In 2013, Michael Puscar was a passenger on an Alitalia flight when it crash-landed at Leonardo da Vinci–Fiumicino Airport in Rome, Italy. Puscar captured video of the crash from his seat on the plane, and this video was distributed in several major media outlets.

In 2020, Puscar revisited the crash in an episode of Brains Byte Back with Sam Brake. In the podcast, Puscar stated that he thought he was going to die and that the event significantly impacted his outlook on life.

==Business ventures==
===Yuxi Pacific===
In 2005, Puscar launched Yuxi Pacific, a professional services firm founded in Philadelphia, Pennsylvania and focused on the creation of digital products for the publishing industry. In 2011, Puscar brought Yuxi Pacific to Medellin, Colombia. By 2013, the company had more than 100 employees in Medellín and had quadrupled its annual revenues.

Puscar has been dubbed a hero in the "Medellin Miracle," a transformation in which the city changes its reputation from the land of violent drug cartels to a modern metropolis. While Puscar supports government backing, he believes private initiatives will ultimately lead to the rebranding of Colombia. Puscar has written about the Colombian economy. Puscar has given back to the community, donating computers to local Colombian schools.

Yuxi Pacific was acquired by Blue Loop Capital in June 2013 for an undisclosed amount of cash.

===GITP Ventures===
Following the acquisition of Yuxi Pacific, Puscar founded GITP Ventures, a venture capital firm based in South America. Through GITP, Puscar invested in more than 6 Colombian companies, including "Colombia Focus", "Publicize", and "IPSUM Clinical", among others. The first investment made by GITP was in software company Lex Paradigm.

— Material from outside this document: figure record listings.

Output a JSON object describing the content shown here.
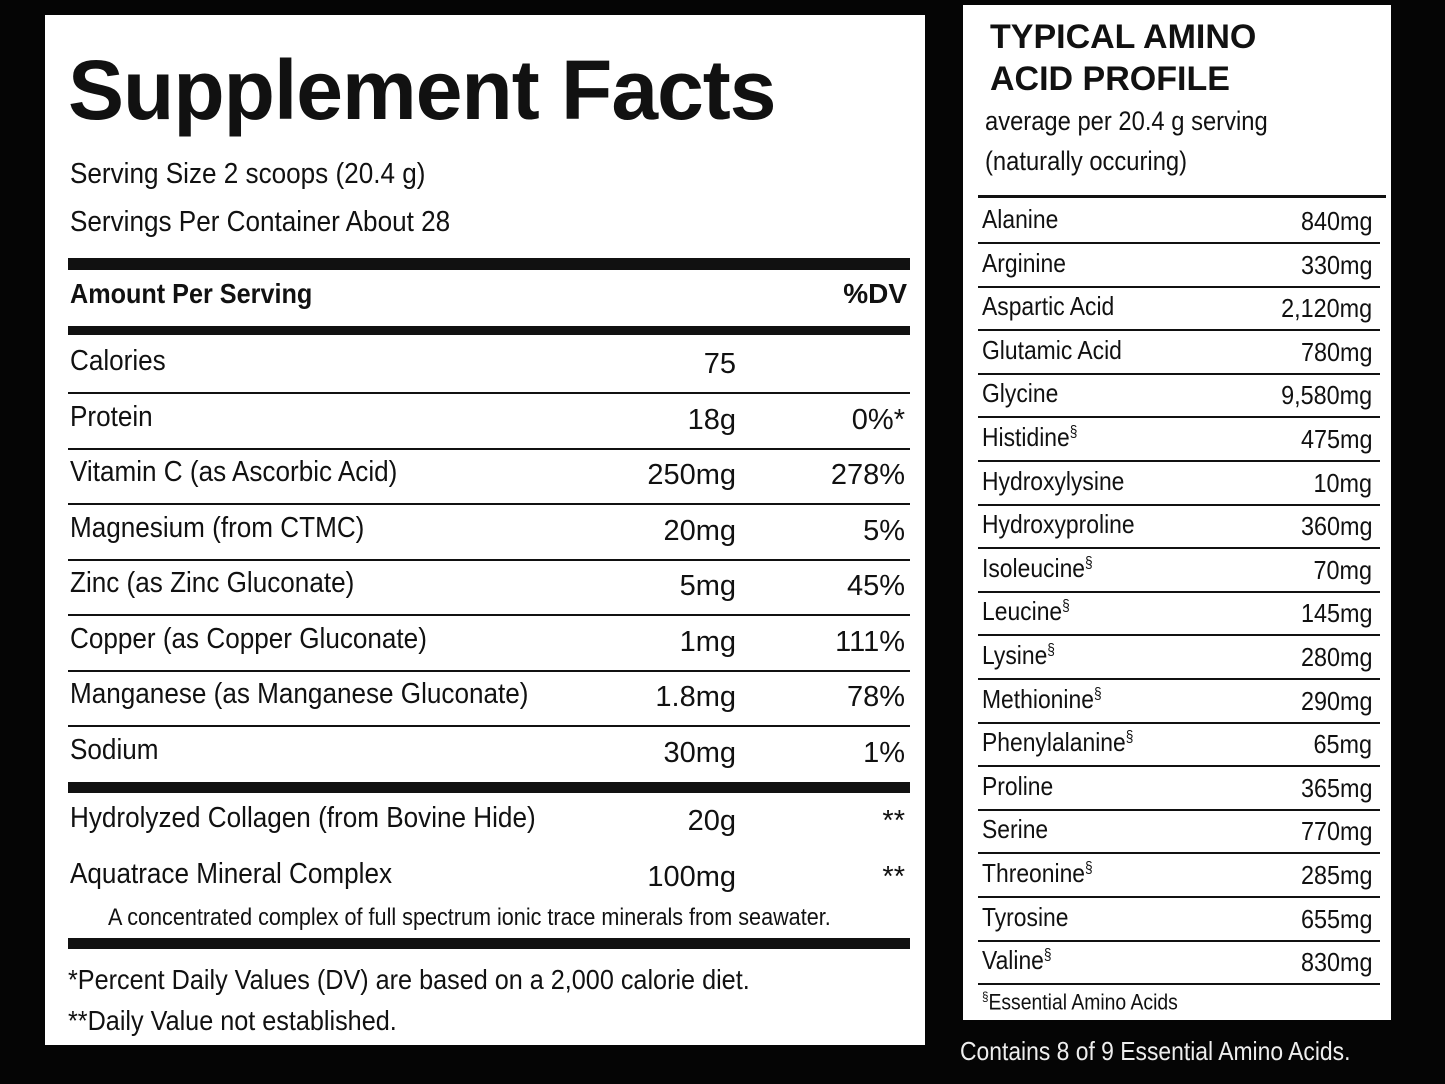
{
  "supplement_facts": {
    "title": "Supplement Facts",
    "serving_size": "Serving Size 2 scoops (20.4 g)",
    "servings_per_container": "Servings Per Container About 28",
    "header": {
      "amount": "Amount Per Serving",
      "dv": "%DV"
    },
    "rows": [
      {
        "name": "Calories",
        "amount": "75"
      },
      {
        "name": "Protein",
        "amount": "18g",
        "dv": "0%*"
      },
      {
        "name": "Vitamin C (as Ascorbic Acid)",
        "amount": "250mg",
        "dv": "278%"
      },
      {
        "name": "Magnesium (from CTMC)",
        "amount": "20mg",
        "dv": "5%"
      },
      {
        "name": "Zinc (as Zinc Gluconate)",
        "amount": "5mg",
        "dv": "45%"
      },
      {
        "name": "Copper (as Copper Gluconate)",
        "amount": "1mg",
        "dv": "111%"
      },
      {
        "name": "Manganese (as Manganese Gluconate)",
        "amount": "1.8mg",
        "dv": "78%"
      },
      {
        "name": "Sodium",
        "amount": "30mg",
        "dv": "1%"
      }
    ],
    "other_rows": [
      {
        "name": "Hydrolyzed Collagen (from Bovine Hide)",
        "amount": "20g",
        "dv": "**"
      },
      {
        "name": "Aquatrace Mineral Complex",
        "amount": "100mg",
        "dv": "**",
        "note": "A concentrated complex of full spectrum ionic trace minerals from seawater."
      }
    ],
    "footnotes": [
      "*Percent Daily Values (DV) are based on a 2,000 calorie diet.",
      "**Daily Value not established."
    ]
  },
  "amino_profile": {
    "title": [
      "TYPICAL AMINO",
      "ACID PROFILE"
    ],
    "subtitle": [
      "average per 20.4 g serving",
      "(naturally occuring)"
    ],
    "rows": [
      {
        "name": "Alanine",
        "amount": "840mg"
      },
      {
        "name": "Arginine",
        "amount": "330mg"
      },
      {
        "name": "Aspartic Acid",
        "amount": "2,120mg"
      },
      {
        "name": "Glutamic Acid",
        "amount": "780mg"
      },
      {
        "name": "Glycine",
        "amount": "9,580mg"
      },
      {
        "name": "Histidine",
        "mark": "§",
        "amount": "475mg"
      },
      {
        "name": "Hydroxylysine",
        "amount": "10mg"
      },
      {
        "name": "Hydroxyproline",
        "amount": "360mg"
      },
      {
        "name": "Isoleucine",
        "mark": "§",
        "amount": "70mg"
      },
      {
        "name": "Leucine",
        "mark": "§",
        "amount": "145mg"
      },
      {
        "name": "Lysine",
        "mark": "§",
        "amount": "280mg"
      },
      {
        "name": "Methionine",
        "mark": "§",
        "amount": "290mg"
      },
      {
        "name": "Phenylalanine",
        "mark": "§",
        "amount": "65mg"
      },
      {
        "name": "Proline",
        "amount": "365mg"
      },
      {
        "name": "Serine",
        "amount": "770mg"
      },
      {
        "name": "Threonine",
        "mark": "§",
        "amount": "285mg"
      },
      {
        "name": "Tyrosine",
        "amount": "655mg"
      },
      {
        "name": "Valine",
        "mark": "§",
        "amount": "830mg"
      }
    ],
    "footnote": {
      "mark": "§",
      "text": "Essential Amino Acids"
    },
    "bottom_note": "Contains 8 of 9 Essential Amino Acids."
  }
}
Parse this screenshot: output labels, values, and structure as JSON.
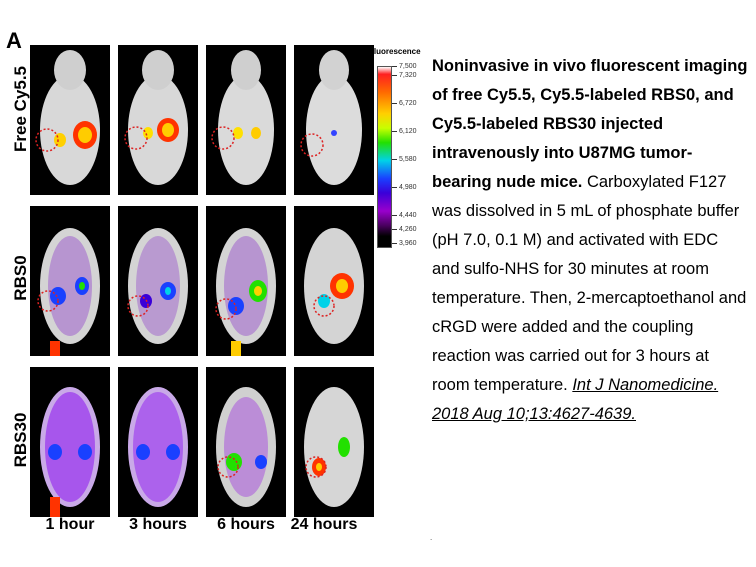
{
  "figure": {
    "panel_letter": "A",
    "row_labels": [
      "Free Cy5.5",
      "RBS0",
      "RBS30"
    ],
    "time_labels": [
      "1 hour",
      "3 hours",
      "6 hours",
      "24 hours"
    ],
    "colorbar": {
      "title": "Fluorescence",
      "ticks": [
        "7,500",
        "7,320",
        "6,720",
        "6,120",
        "5,580",
        "4,980",
        "4,440",
        "4,260",
        "3,960"
      ]
    }
  },
  "caption": {
    "title": "Noninvasive in vivo fluorescent imaging of free Cy5.5, Cy5.5-labeled RBS0, and Cy5.5-labeled RBS30 injected intravenously into U87MG tumor-bearing nude mice.",
    "body": "Carboxylated F127 was dissolved in 5 mL of phosphate buffer (pH 7.0, 0.1 M) and activated with EDC and sulfo-NHS for 30 minutes at room temperature. Then, 2-mercaptoethanol and cRGD were added and the coupling reaction was carried out for 3 hours at room temperature.",
    "citation": "Int J Nanomedicine. 2018 Aug 10;13:4627-4639."
  }
}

The company was acquired less than two years later in January 2014.

===Miguelo Romano===
In 2014, Puscar co-founded Miguelo Romano, the world's first and only provider of blade and bullet resistant consumer clothing that is lightweight. Puscar was interviewed by Vice Media regarding the company.

===Other Ventures===
In 2017, Puscar launched Oiga Technologies. Oiga is a professional services firm focused upon emerging technology. In May 2023, Oiga Technologies was acquired by 10Pearls, a move that significantly boosted high-tech software development in Colombia. This acquisition also allowed 10Pearls to expand their advanced emerging technology capabilities in the Latin America region. The acquisition marked Puscar's third successful sale of a software company in Colombia.

In 2020, Puscar co-founded and invested in NPCx, a software company using artificial intelligence to create more realistic 3D animation in video games. In August 2023, NPCx received a $3 million dollar seed round investment from Kakao Investment.

==Music and Film==
Puscar is also a music composer and film producer whose recent works include the creation of soundtracks for various films. He has produced several short films using Artificial Intelligence technology. Puscar claims that his works were inspired by his faith.

==Personal life==
Puscar is the son of Michael and Paula Puscar. His father, Michael Puscar Sr, was a laborer and machinist. Puscar started programming in the 1980’s at 11 years old after he convinced his parents to buy him a Commodore 64 for Christmas. Puscar has since been active in donating computers to children in poor communities in Colombia, citing the impact that his first computer had on his life.

In 2015, Puscar married Johana Buriticá, a fashion blogger from San Luis, Colombia.